Key Points:
- The long-term trend line is likely to encourage a reversal.
- Numerous technical reading suggestive of a near-term rally.
- Fundamental outlook is also rather bullish.
The Loonie is poised to have yet another bump in buying pressure as the week closes which could see it back up at around the 1.3554 handle within a week or so. Indeed, the recent decline is already beginning show signs of slowing which is due, in part, to the weaker Canadian economic news. However, the technical bias is also signalling that a change in momentum is now warranted which could really set a fire under the pair.
Specifically, if we take a look at the daily chart, that same trend line that saw the pair reverse only a week or so ago is once again making its presence felt. As a result, we have sound reason to suspect the pair to make a push higher once again. What’s more, the 100 day EMA – an average that has reliably been a source of dynamic support – is well positioned to cap downside risks significantly moving ahead.
In addition to these technical readings, the Stochastics and Parabolic SAR are both indicating that buying pressure should return in short order. Importantly, whilst not currently oversold, the stochastics oscillator is flirting with the vital 20.0 level which will help to put a pin in the bear’s plans to remain in control of the USDCAD. Similarly, the Parabolic SAR reading is yet to invert to bearish which will help to rally the bulls once a green candle is finally seen.
As for the fundamental outlook, this is pretty much in line with the technical bias which comes, primarily, as result of the forecasted Canadian employment data. In particular, the unemployment rate is expected to jump to 6.6% (up from 6.5% previously) which should see the USDCAD receive a bid. Notably, this uptick would come in the wake of an anaemic Ivey PMI figure of 53.8 which could exacerbate buying pressure.

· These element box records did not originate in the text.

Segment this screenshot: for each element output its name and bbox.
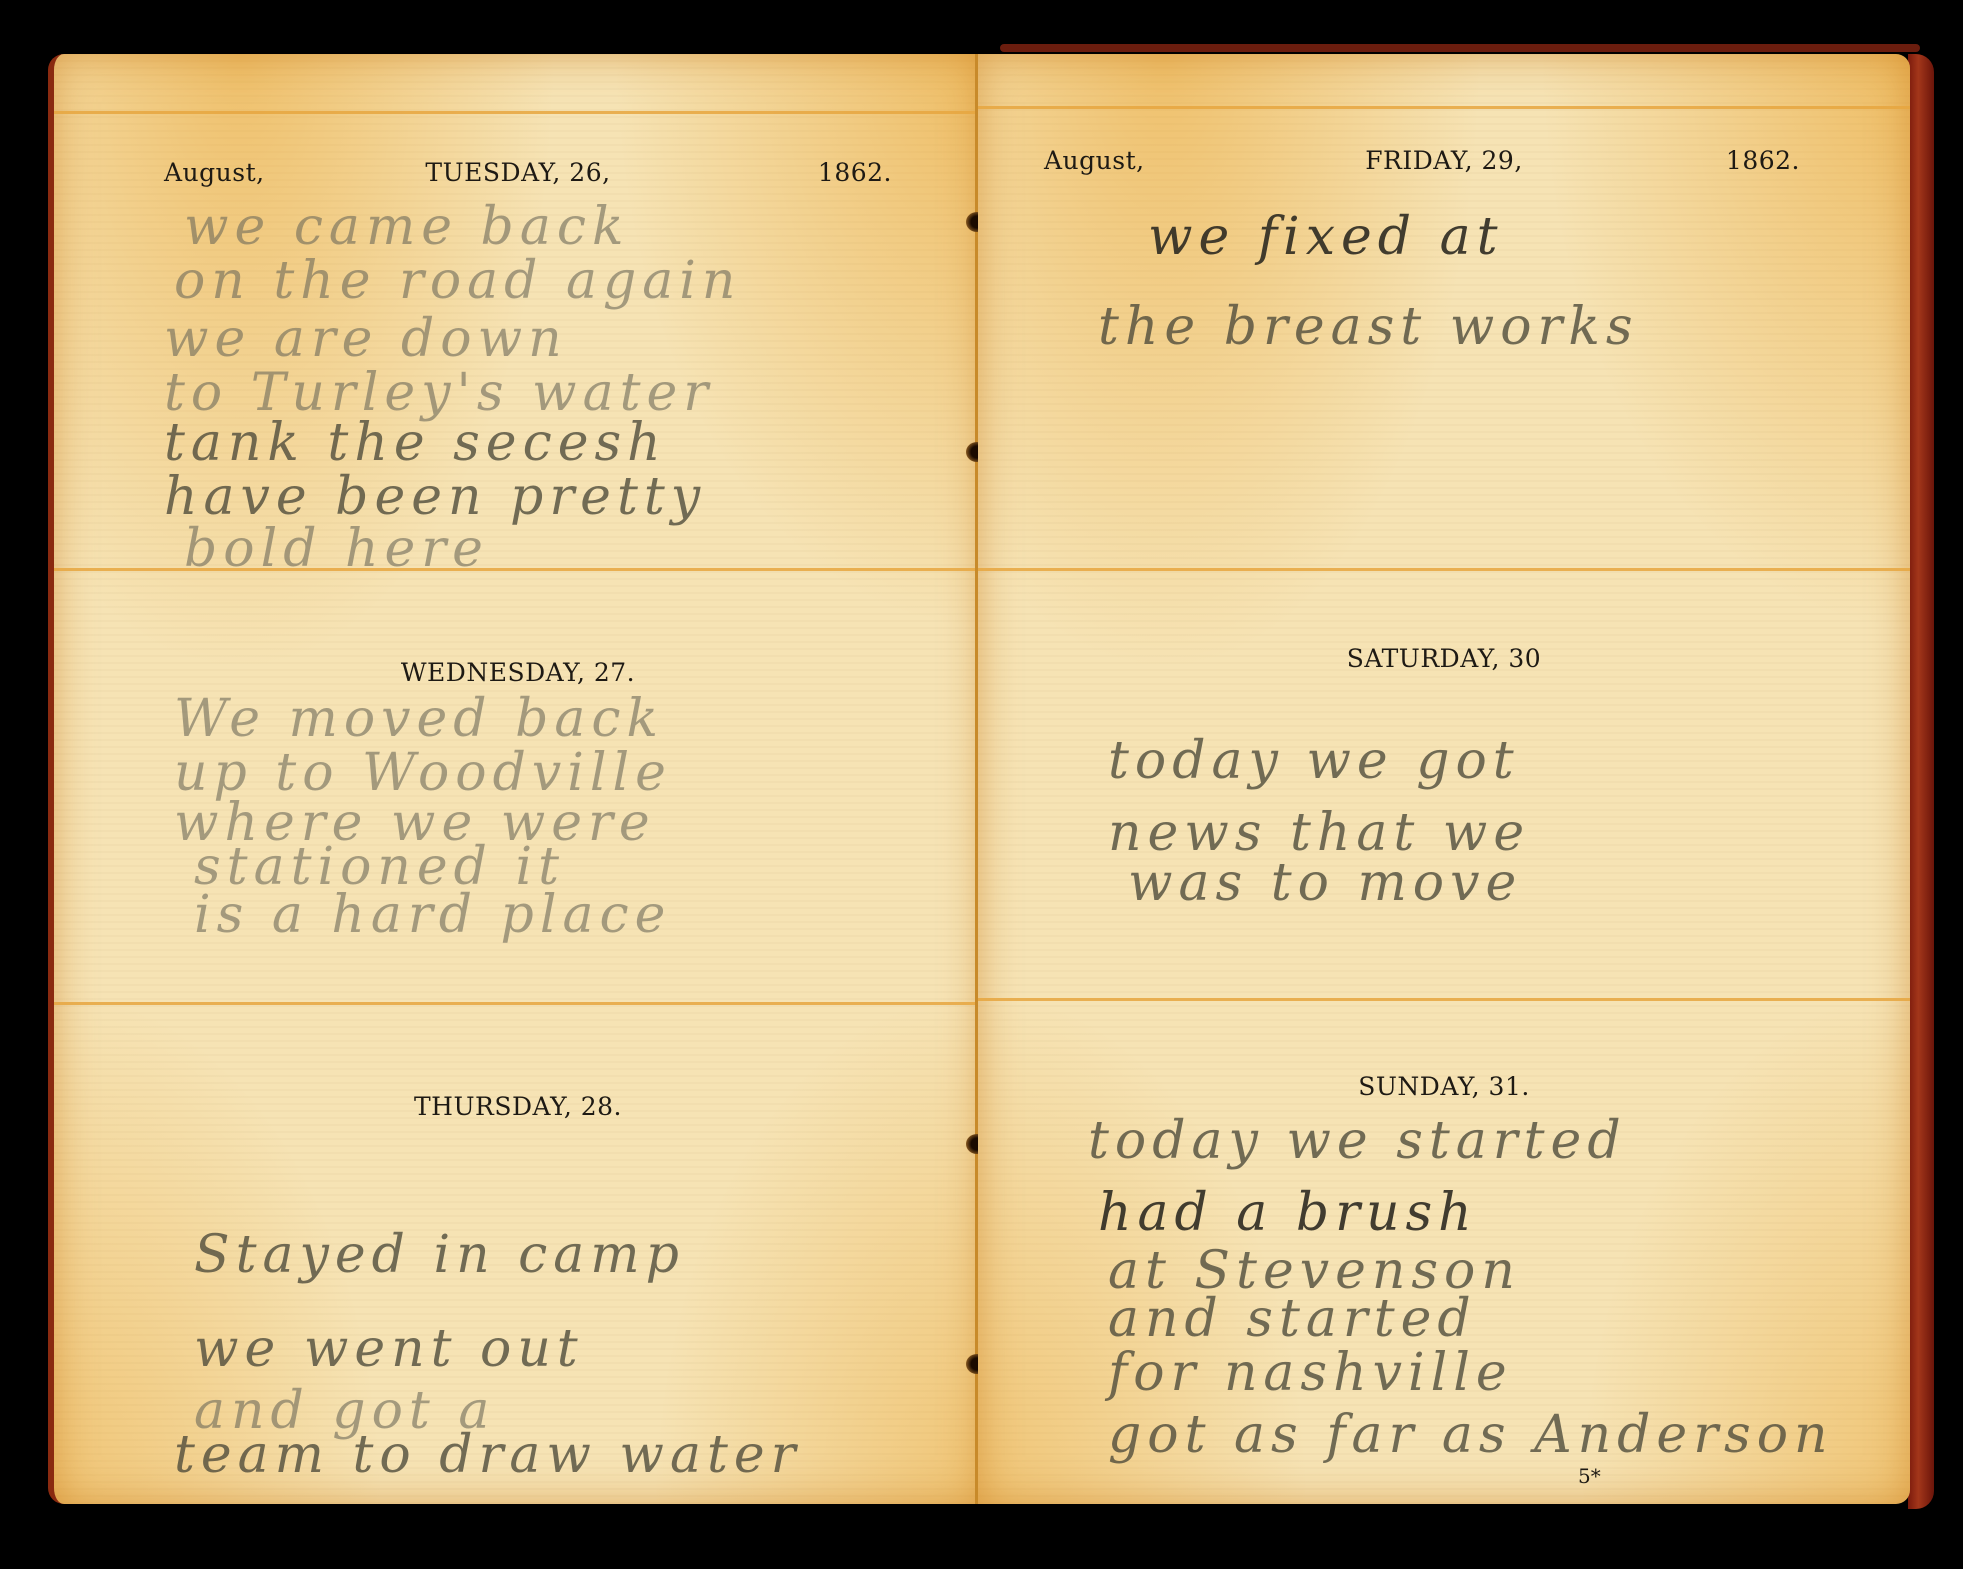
book-cover-edge [1908,54,1934,1509]
right-page: August, FRIDAY, 29, 1862. we fixed at th… [978,54,1910,1504]
handwriting-line: today we started [1088,1108,1627,1174]
handwriting-line: is a hard place [194,882,671,948]
handwriting-line: Stayed in camp [194,1222,685,1288]
day-label: THURSDAY, 28. [54,1092,982,1121]
handwriting-line: team to draw water [174,1422,801,1488]
handwriting-line: we went out [194,1316,584,1382]
handwriting-line: had a brush [1098,1180,1478,1246]
entry-wednesday-27: WEDNESDAY, 27. We moved back up to Woodv… [54,568,982,1002]
handwriting-line: got as far as Anderson [1108,1402,1834,1468]
handwriting-line: today we got [1108,728,1520,794]
handwriting-line: for nashville [1108,1340,1513,1406]
handwriting-line: we fixed at [1148,204,1504,270]
handwriting-line: was to move [1128,850,1522,916]
handwriting-line: the breast works [1098,294,1639,360]
day-label: SATURDAY, 30 [978,644,1910,673]
entry-tuesday-26: August, TUESDAY, 26, 1862. we came back … [54,54,982,568]
entry-saturday-30: SATURDAY, 30 today we got news that we w… [978,568,1910,998]
book-cover-top-edge [1000,44,1920,52]
entry-thursday-28: THURSDAY, 28. Stayed in camp we went out… [54,1002,982,1504]
left-page: August, TUESDAY, 26, 1862. we came back … [48,54,982,1504]
year-label: 1862. [818,158,892,187]
day-label: WEDNESDAY, 27. [54,658,982,687]
diary-spread: August, TUESDAY, 26, 1862. we came back … [48,54,1928,1514]
entry-friday-29: August, FRIDAY, 29, 1862. we fixed at th… [978,54,1910,568]
page-number: 5* [1578,1464,1601,1488]
handwriting-line: on the road again [174,248,741,314]
day-label: SUNDAY, 31. [978,1072,1910,1101]
entry-sunday-31: SUNDAY, 31. today we started had a brush… [978,998,1910,1504]
year-label: 1862. [1726,146,1800,175]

Ultimately, due to both the technical and fundamental biases, we expect to see the Loonie reverse in the very near future. Nevertheless, gains will likely be limited to the 1.3554 mark which is not only a historical high point but also the 38.2% Fibonacci retracement. If gains do extend beyond this level in the near-term, it will likely come as a result of a major fundamental upset – the kind that is notoriously hard to predict.